Type of recess in a ship's hull

The term sea chest is used for a rectangular or cylindrical recess in the hull of a ship.

==Ship's reservoir/filter==

The sea chest provides an intake reservoir from which piping systems draw raw water. Most sea chests are protected by removable gratings, and contain baffle plates to dampen the effects of vessel speed or sea state. The intake size of sea chests varies from less than 10 cm^{2} to several square metres.

==Zebra mussel control in sea chests==

When the ship is in freshwater, the hard steel surfaces of the sea chest, protective grates and baffles, combined with low water velocities created in this immediate area, provide a suitable environment for zebra mussel attachment. Zebra mussel infestations have been found to clog the individual intakes and gates of the various water piping systems, decreasing the availability of water for onboard operations, which could result in damage to engines and other components that require water for cooling. Sea chests are, therefore, considered to be the most susceptible component to serious infestation.

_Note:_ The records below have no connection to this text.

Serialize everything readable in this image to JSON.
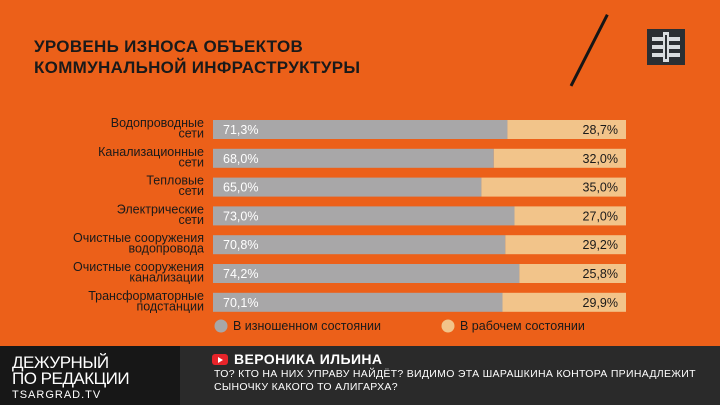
{
  "chart_data": {
    "type": "bar",
    "stacked": true,
    "orientation": "horizontal",
    "title_lines": [
      "УРОВЕНЬ ИЗНОСА ОБЪЕКТОВ",
      "КОММУНАЛЬНОЙ ИНФРАСТРУКТУРЫ"
    ],
    "categories": [
      [
        "Водопроводные",
        "сети"
      ],
      [
        "Канализационные",
        "сети"
      ],
      [
        "Тепловые",
        "сети"
      ],
      [
        "Электрические",
        "сети"
      ],
      [
        "Очистные сооружения",
        "водопровода"
      ],
      [
        "Очистные сооружения",
        "канализации"
      ],
      [
        "Трансформаторные",
        "подстанции"
      ]
    ],
    "series": [
      {
        "name": "В изношенном состоянии",
        "color": "#a8a7a8",
        "values": [
          71.3,
          68.0,
          65.0,
          73.0,
          70.8,
          74.2,
          70.1
        ],
        "labels": [
          "71,3%",
          "68,0%",
          "65,0%",
          "73,0%",
          "70,8%",
          "74,2%",
          "70,1%"
        ]
      },
      {
        "name": "В рабочем состоянии",
        "color": "#f2c48a",
        "values": [
          28.7,
          32.0,
          35.0,
          27.0,
          29.2,
          25.8,
          29.9
        ],
        "labels": [
          "28,7%",
          "32,0%",
          "35,0%",
          "27,0%",
          "29,2%",
          "25,8%",
          "29,9%"
        ]
      }
    ],
    "xlim": [
      0,
      100
    ],
    "legend_position": "bottom",
    "grid": false
  },
  "lower_third": {
    "show_line1": "Дежурный",
    "show_line2": "по редакции",
    "show_site": "TSARGRAD.TV",
    "author": "ВЕРОНИКА ИЛЬИНА",
    "message": "ТО? КТО НА НИХ УПРАВУ НАЙДЁТ? ВИДИМО ЭТА ШАРАШКИНА КОНТОРА ПРИНАДЛЕЖИТ СЫНОЧКУ КАКОГО ТО АЛИГАРХА?"
  },
  "colors": {
    "background": "#ec6019",
    "text_dark": "#1a1a1a"
  },
  "icons": {
    "channel_logo": "tsargrad-cross-logo",
    "message_source": "youtube-icon"
  }
}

Control strategies include coating all surfaces with an antifoulant such as copper-based epoxy paint or hot-dip galvanizing. Periodic inspection and replacement of grates and screens also reduces the risk. Increasing the size of the sea chests by 20% to 30% may delay the onset of serious problems that could force an engine shutdown. Thermal treatment is a highly effective strategy for the control of zebra mussels (McMahon et al. 1995). Thermal treatment may include retrofitting a closed loop system to recirculate the heated water to the sea chest or the addition of a second sea chest system, allowing engine cooling water to be discharged through the idle sea chest. Recirculation of engine cooling water as a thermal control strategy has proved extremely effective in controlling zebra mussels (Palermo 1992, U.S. Coast Guard 1994).